Ancak gençler tarafından Gezi Parkı Demokrasisinin her hangi bir temsili kuruma ya da bir partiye dönüşmesi düşünülmemelidir. Gezi Parkı’nda yaşanan demokrasiyi ve Park Meclisleri deneyimini bir kurumsallığa dönüştürmek, sosyolojik-etnik-mezhepsel bölünmüşlüğün oy yüzdelerine ve temsili sistemin hiyerarşik kalıbının emir komuta zinciri içine hapsetmek; tek kelimeyle bu çoğulcu demokratik politikanın yaratıcı özgürlüğünü, bu birleştirici eşitlikçi kolektif gücünü ve herkese açık olan bu evrensel karakterini yok etmektir.
Diğer taraftan da Gezi Parkı’nın bu sıra dışı ve öngörülemeyen demokrasi deneyimini; sondajlarla verili bir seçmen tablosuna, uzmanlarla olgusal sosyolojik bir resme ve danışmanlarla güvenlik analizlerine indirgeyerek onun evrenselliğinin, kolektif özgünlüğünün ve öznel-fikirsel gücünün yok edilmesi çabalarına da pek aldırış edilmemelidir.

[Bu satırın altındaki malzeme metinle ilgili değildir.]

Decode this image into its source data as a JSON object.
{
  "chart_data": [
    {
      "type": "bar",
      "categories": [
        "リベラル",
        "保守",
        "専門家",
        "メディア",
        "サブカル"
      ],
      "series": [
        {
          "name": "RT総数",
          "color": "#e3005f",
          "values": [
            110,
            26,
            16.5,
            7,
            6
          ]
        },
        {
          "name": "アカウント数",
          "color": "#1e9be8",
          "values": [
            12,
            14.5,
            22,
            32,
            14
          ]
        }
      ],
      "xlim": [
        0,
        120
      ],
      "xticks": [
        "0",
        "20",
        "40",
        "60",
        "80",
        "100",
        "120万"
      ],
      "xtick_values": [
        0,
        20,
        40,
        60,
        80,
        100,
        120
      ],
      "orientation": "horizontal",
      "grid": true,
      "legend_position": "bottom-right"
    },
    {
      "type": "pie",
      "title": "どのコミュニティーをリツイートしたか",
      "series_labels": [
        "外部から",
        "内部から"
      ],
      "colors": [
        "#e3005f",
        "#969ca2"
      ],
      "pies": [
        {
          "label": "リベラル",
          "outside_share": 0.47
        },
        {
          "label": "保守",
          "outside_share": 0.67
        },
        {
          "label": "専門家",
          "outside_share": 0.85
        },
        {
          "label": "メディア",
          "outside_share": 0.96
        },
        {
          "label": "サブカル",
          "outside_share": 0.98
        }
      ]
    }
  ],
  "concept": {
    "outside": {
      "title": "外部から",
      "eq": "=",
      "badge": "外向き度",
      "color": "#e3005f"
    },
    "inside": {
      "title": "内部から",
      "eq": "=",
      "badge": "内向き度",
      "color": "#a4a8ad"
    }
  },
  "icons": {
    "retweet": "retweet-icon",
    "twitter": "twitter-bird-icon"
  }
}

Gezi Parkı deneyimi, demokratik politikanın bir örneği olarak bu haliyle kalmalı, bu topraklarda bir ortak-kader, bir ortak-insanlık, bir ortak-vicdan, bir ortak-hafıza, bir ortak-yaşam oluşturmanın özgürlükçü ve eşitlikçi pozitif bir deneyimi olarak tüm canlılığıyla toplumun bilincinde yaşamalıdır. Sadece tüm toplumun barış, adalet ve demokrasi talebini dile getirmekle yetinmeyen. Aynı zamanda Parkta Cuma namazı kılan Müslümanları koruyan, meydandaki yaralı polisi tedavi eden, futbol taraftarlarını aynı şarkılarda birleştiren bu sıra dışı bir araya gelme, yetişkin olma deneyimine, bu eşitlik ve kardeşlik duygusuna, bu özgürlük anına, bu kolektif coşkuya, bu öznel ölümsüzlük hissine, kısaca bu gerçek demokrasi okuluna her zaman sadık kalarak, Gezi Parkı’nın toplumumuzun demokratikleşmesi ve barışı gerçekleştirmesi sürecinde olumlu bir örnek ve pozitif bir enerji oluşturması sağlanmalıdır.
Yani…
Eşitlik ve barış isteyen Kürt halkıyla başlayan barış görüşmeleri sürdürülürken, tüm toplumun ihtiyacı olan demokratik bir anayasa, partilerin “kırmızı çizgiler” dayatmasına göre değil; tersine hepimizin ihtiyacı ve hakkı olan, yani eşit ve özgür yurttaşların demokratik bir toplumda, barış ve mutluluk içinde yaşayabileceği bir çerçeve olarak yazılmalıdır.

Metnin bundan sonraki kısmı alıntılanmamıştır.